1. A light emitting diode (LED) device comprising:

an aluminum base comprising two first channels arranged in parallel, and a heat dissipation channel between the two first channels where each first channel has a top slot opening partially covered by at least a top wall, the aluminum base is configured with a first locking element adjacent to each top slot opening, the first top slot openings, the top wall, and the two first locking elements are all along the length of the aluminum base, and all face upward;

a LED lighting module joined to a top side of the aluminum base where the LED lighting module comprises a circuit board, the circuit board has one or more LED lighting elements and the LED lighting elements are connected to at least a connector assembly configured at an end of the circuit board, the connector assembly comprises a first terminal, a second terminal, and a bridge element, the first terminal has a first end electrically connected to a positive terminal of the circuit board, the second terminal has a first end electrically connected to a negative terminal of the circuit board, the bridge element has a second locking element configured at each end, and each second locking element is locked to a corresponding first locking element;

a heat dissipation plate positioned between the aluminum base and the LED lighting module where a first major side of the heat dissipation plate is configured with a first heat conduction surface and a second major side of the dissipation plate is configured with a second heat conduction surface, the first heat conduction surface is attached a bottom side of the LED lighting module, and the second heat conduction surface is attached to the top wall of the aluminum base;

two insulating strips, each threaded in a first channel where each insulating strip has a second channel with a second top slot opening corresponding to the first top slot opening of the first channel, and, in a first lateral side wall of each second channel, a third channel connecting and tangent to the second channel is provided; and

a first conductive strip and a second conductive strip where each of the first and second conductive strips is threaded in the third channel of an insulating strip, and each of the first and second conductive strips is exposed in the second channel;

wherein, as the LED lighting module is joined to the aluminum base, the second locking elements are locked to the corresponding first locking elements, the first terminal contacts the first conductive strip, the second terminal contacts the second conductive strip, and the second heat conduction surface contacts the top wall of the aluminum base.

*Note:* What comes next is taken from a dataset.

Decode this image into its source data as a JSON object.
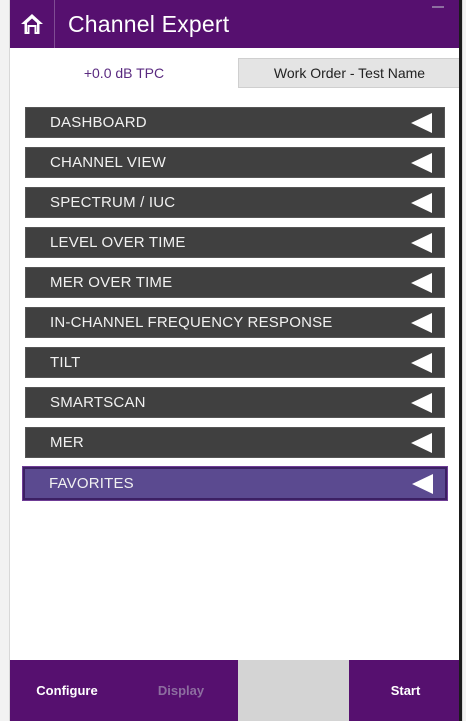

2. The LED device according to claim 1, wherein the heat dissipation channel has an internal convection space.

3. The LED device according to claim 2, wherein each first channel has a rib on an inner surface along the first channel's length; each insulation strip has a notch on an outer surface; and each notch corresponds to a rib of the first channel.

4. The LED device according to claim 2, wherein the first terminal has a second end extended downward to be below the circuit board; and the second terminal has a second end extended downward to be below the circuit board.

5. The LED device according to claim 2, wherein the bridge element is made of a flexible material.